The title of the movie is interesting, because we never meet anyone American uncle, although at different points in the movie, each claims to have one. Listen to when they talk about their supposed American uncle, and you can see the way each was raised has effected their outlook on life –the fate they dreamed up for the American uncle they never knew, and aren’t even sure existed, tells you everything you need to know about these three people.

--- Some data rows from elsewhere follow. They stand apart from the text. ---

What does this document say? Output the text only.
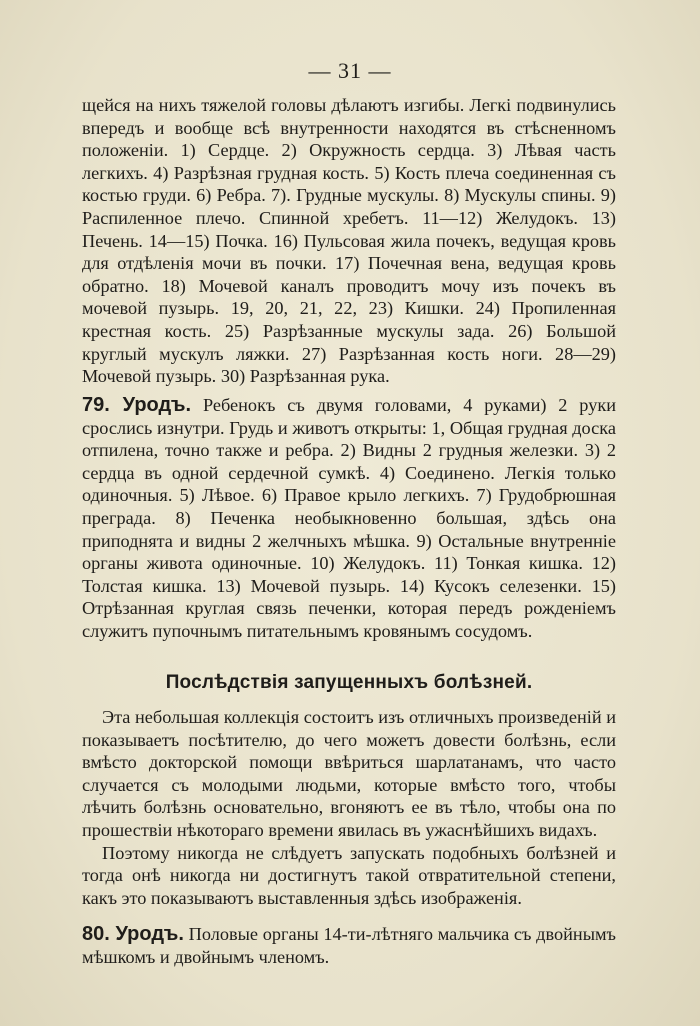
— 31 —

щейся на нихъ тяжелой головы дѣлаютъ изгибы. Легкі подвинулись впередъ и вообще всѣ внутренности находятся въ стѣсненномъ положеніи. 1) Сердце. 2) Окружность сердца. 3) Лѣвая часть легкихъ. 4) Разрѣзная грудная кость. 5) Кость плеча соединенная съ костью груди. 6) Ребра. 7). Грудные мускулы. 8) Мускулы спины. 9) Распиленное плечо. Спинной хребетъ. 11—12) Желудокъ. 13) Печень. 14—15) Почка. 16) Пульсовая жила почекъ, ведущая кровь для отдѣленія мочи въ почки. 17) Почечная вена, ведущая кровь обратно. 18) Мочевой каналъ проводитъ мочу изъ почекъ въ мочевой пузырь. 19, 20, 21, 22, 23) Кишки. 24) Пропиленная крестная кость. 25) Разрѣзанные мускулы зада. 26) Большой круглый мускулъ ляжки. 27) Разрѣзанная кость ноги. 28—29) Мочевой пузырь. 30) Разрѣзанная рука.

79. Уродъ. Ребенокъ съ двумя головами, 4 руками) 2 руки срослись изнутри. Грудь и животъ открыты: 1, Общая грудная доска отпилена, точно также и ребра. 2) Видны 2 грудныя железки. 3) 2 сердца въ одной сердечной сумкѣ. 4) Соединено. Легкія только одиночныя. 5) Лѣвое. 6) Правое крыло легкихъ. 7) Грудобрюшная преграда. 8) Печенка необыкновенно большая, здѣсь она приподнята и видны 2 желчныхъ мѣшка. 9) Остальные внутренніе органы живота одиночные. 10) Желудокъ. 11) Тонкая кишка. 12) Толстая кишка. 13) Мочевой пузырь. 14) Кусокъ селезенки. 15) Отрѣзанная круглая связь печенки, которая передъ рожденіемъ служитъ пупочнымъ питательнымъ кровянымъ сосудомъ.

Послѣдствія запущенныхъ болѣзней.

Эта небольшая коллекція состоитъ изъ отличныхъ произведеній и показываетъ посѣтителю, до чего можетъ довести болѣзнь, если вмѣсто докторской помощи ввѣриться шарлатанамъ, что часто случается съ молодыми людьми, которые вмѣсто того, чтобы лѣчить болѣзнь основательно, вгоняютъ ее въ тѣло, чтобы она по прошествіи нѣкотораго времени явилась въ ужаснѣйшихъ видахъ.

Поэтому никогда не слѣдуетъ запускать подобныхъ болѣзней и тогда онѣ никогда ни достигнутъ такой отвратительной степени, какъ это показываютъ выставленныя здѣсь изображенія.

80. Уродъ. Половые органы 14-ти-лѣтняго мальчика съ двойнымъ мѣшкомъ и двойнымъ членомъ.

I’ve probably made Mon Oncle d’Amerique sound more like an intellectual exercise than a film. And to a certain extent, it is an intellectual exercise. But Laborit’s research that is peppered throughout the film is not dry and boring, but serves to bring the overall point of the film home. This is a film that despite its academic roots is entertaining and involving, drawing us into the people in the story, only to show us that they are trapped like rats, and have no control over what they do. It’s sad really. Resnais, one of the founders of the French New Wave, and the only director still around from the movement doing decent work (yes Godard is still making films, but I don’t think too much of them), has always been a daring director – a director willing to push things both thematically and aesthetically. I haven’t seen all of his films (and will have to see Providence and Muriel at some point in this series), but out of the films of his I have seen (including Night and Fog, Hiroshima Mon Amour, Last Year at Marienbad and Wild Grass), this one is my favorite. It is a challenging, thought provoking film.